Credit Suisse is going to make another round of layoffs in fixed income this week or next, according to fixed income recruiters. The Swiss bank, which is cutting 30% of London headcount, cut around 100 jobs in London in November. Recruiters say those cuts mostly affected the macro business, whereas the coming Credit Suisse cuts will be focused in credit. Deutsche is also expected to make some of its planned fixed income layoffs in the coming weeks. And BNP Paribas is expected to set about tackling its cost income ratio – which J.P. Morgan puts at 86% for 2015 – by cutting across sales and trading.
The real question though, is whether banks will now lay people off in equities. 2016 hasn’t started well for equities professionals, with Chinese markets plummeting and the FTSE and Dow Jones Industrial average having their worst starts to the year for a decade or more. Equities sales and trading headcount at major banks fell just 1% in the first nine months of 2015, according to data firm Coalition. Could 2016 be the year this all changes?
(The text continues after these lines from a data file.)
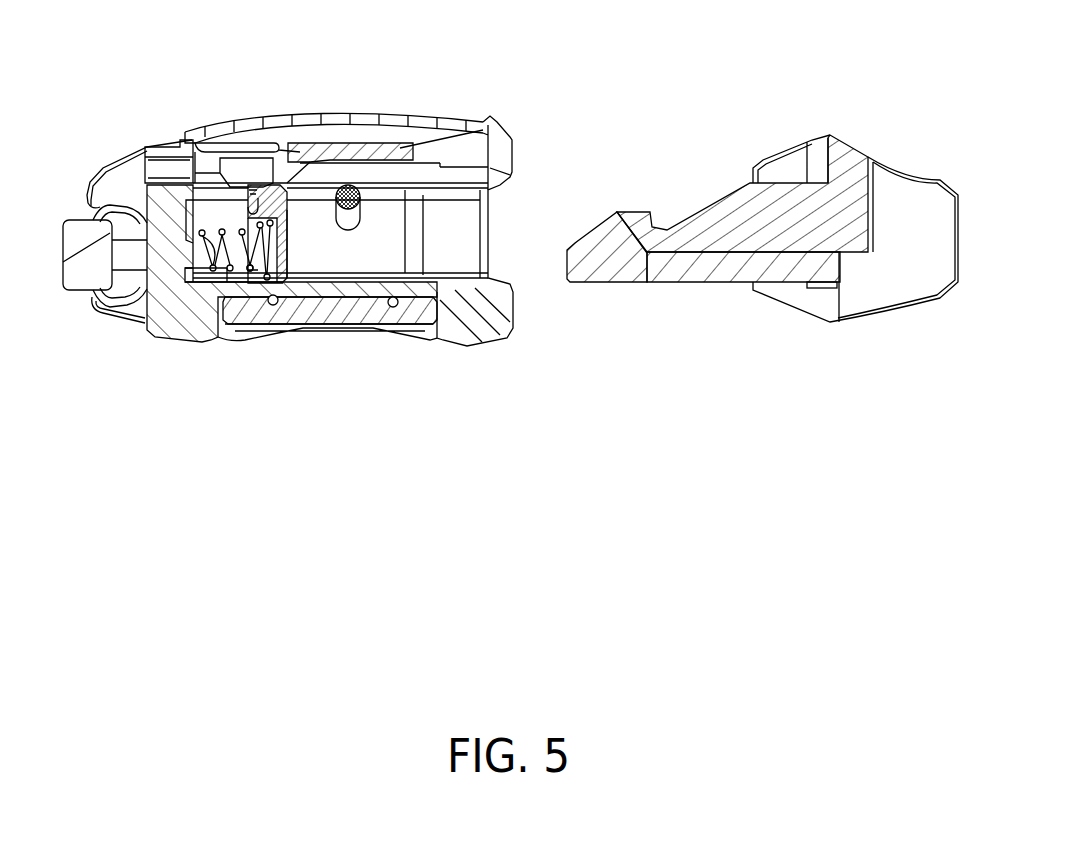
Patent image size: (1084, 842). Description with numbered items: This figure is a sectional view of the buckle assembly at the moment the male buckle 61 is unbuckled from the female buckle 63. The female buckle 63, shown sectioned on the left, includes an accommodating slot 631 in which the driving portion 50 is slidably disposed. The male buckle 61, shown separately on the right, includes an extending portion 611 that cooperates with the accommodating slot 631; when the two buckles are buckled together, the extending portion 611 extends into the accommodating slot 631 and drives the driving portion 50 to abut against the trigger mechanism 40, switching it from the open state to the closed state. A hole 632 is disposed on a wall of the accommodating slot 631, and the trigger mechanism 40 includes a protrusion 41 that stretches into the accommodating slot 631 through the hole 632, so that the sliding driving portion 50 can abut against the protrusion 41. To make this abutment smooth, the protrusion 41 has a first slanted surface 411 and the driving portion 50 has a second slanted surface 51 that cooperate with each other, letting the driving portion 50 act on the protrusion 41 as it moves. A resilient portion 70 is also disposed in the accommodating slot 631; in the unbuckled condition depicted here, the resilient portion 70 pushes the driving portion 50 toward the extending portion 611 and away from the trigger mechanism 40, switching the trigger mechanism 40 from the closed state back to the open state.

The trigger mechanism 40 is at (306, 252).
The protrusion 41 is at (247, 183).
The first slanted surface 411 is at (278, 222).
The driving portion 50 is at (247, 258).
The second slanted surface 51 is at (250, 187).
The male buckle 61 is at (878, 255).
The extending portion 611 is at (630, 260).
The female buckle 63 is at (123, 182).
The accommodating slot 631 is at (385, 236).
The hole 632 is at (230, 188).
The resilient portion 70 is at (224, 240).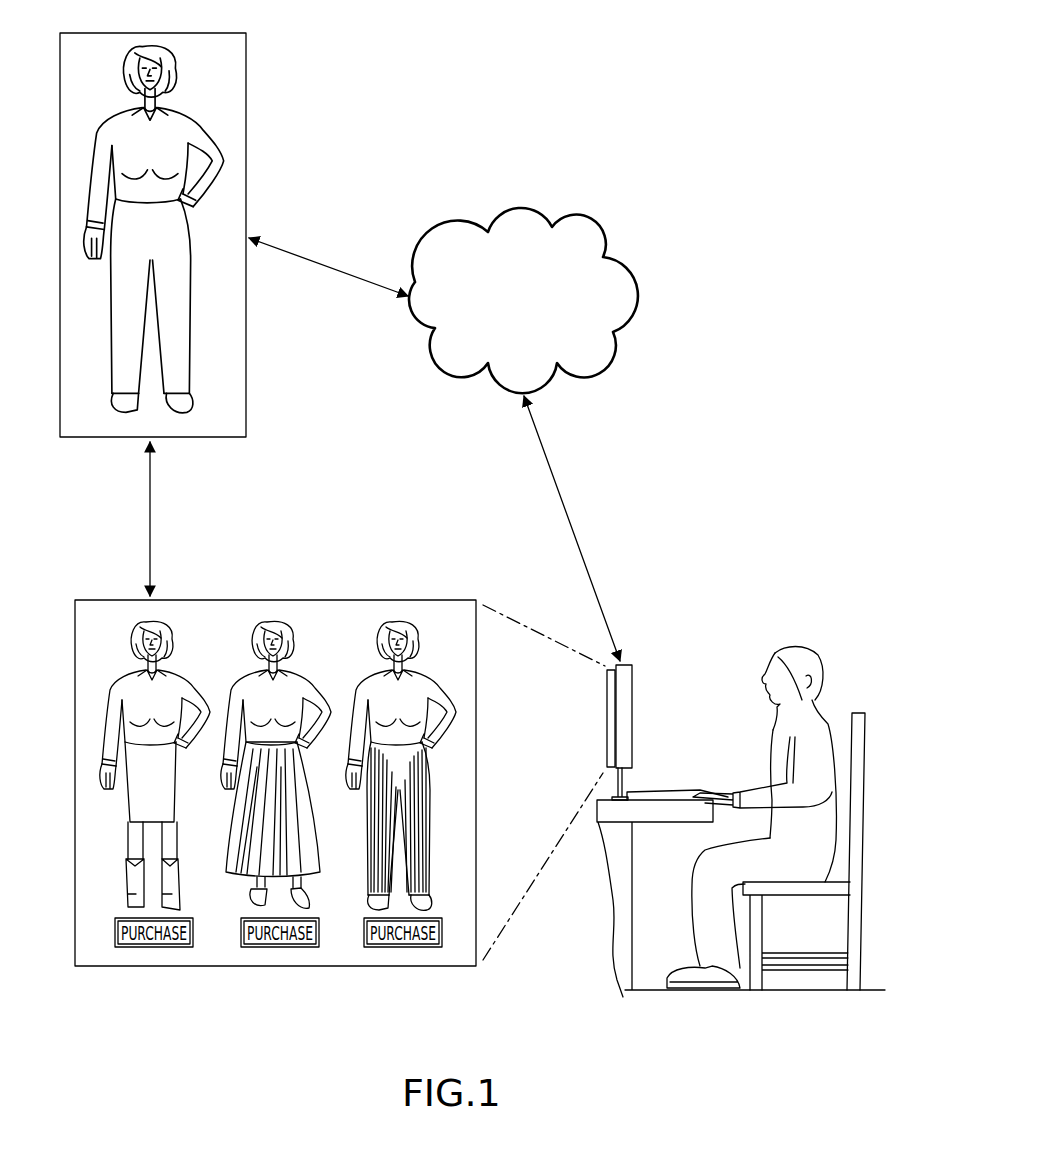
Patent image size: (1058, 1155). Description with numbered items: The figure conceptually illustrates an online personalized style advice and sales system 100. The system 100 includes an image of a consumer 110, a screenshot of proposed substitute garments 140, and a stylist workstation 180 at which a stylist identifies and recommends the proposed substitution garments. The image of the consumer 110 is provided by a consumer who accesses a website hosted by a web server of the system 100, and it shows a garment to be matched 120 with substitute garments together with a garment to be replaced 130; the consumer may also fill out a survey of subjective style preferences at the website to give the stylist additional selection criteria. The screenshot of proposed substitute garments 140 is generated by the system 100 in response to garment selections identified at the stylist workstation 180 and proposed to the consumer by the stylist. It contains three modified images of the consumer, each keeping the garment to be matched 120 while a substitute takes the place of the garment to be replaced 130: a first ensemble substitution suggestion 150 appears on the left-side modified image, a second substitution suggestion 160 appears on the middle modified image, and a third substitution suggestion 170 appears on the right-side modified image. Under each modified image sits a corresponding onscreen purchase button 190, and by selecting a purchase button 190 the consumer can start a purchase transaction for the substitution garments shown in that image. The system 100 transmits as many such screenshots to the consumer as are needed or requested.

London headhunters say there have already been some cuts in equities this year. Exane is understood to have made a handful of cuts from equity research, sales and trading. RBC Capital Markets let go of several equity research analysts at the end of last year, including Jonathan Guy who joined Numis as a director earlier this month and Tim Huff, a researcher specializing in metals and mining who has yet to resurface.
Some equities headhunters are sanguine about 2016, however. Oliver Rolfe at search firm Spartan Partnership says banks in London already “refocused” their equities teams last year in preparation for the introduction of MiFID II. This has now been delayed until 2018, so the pressure is off. “You’ll always get some cuts, but in cash equities they won’t be big. Banks will trim under-performers or will right-size in sectors where there isn’t much activity, only to hire there again when things pick up,” says Rolfe.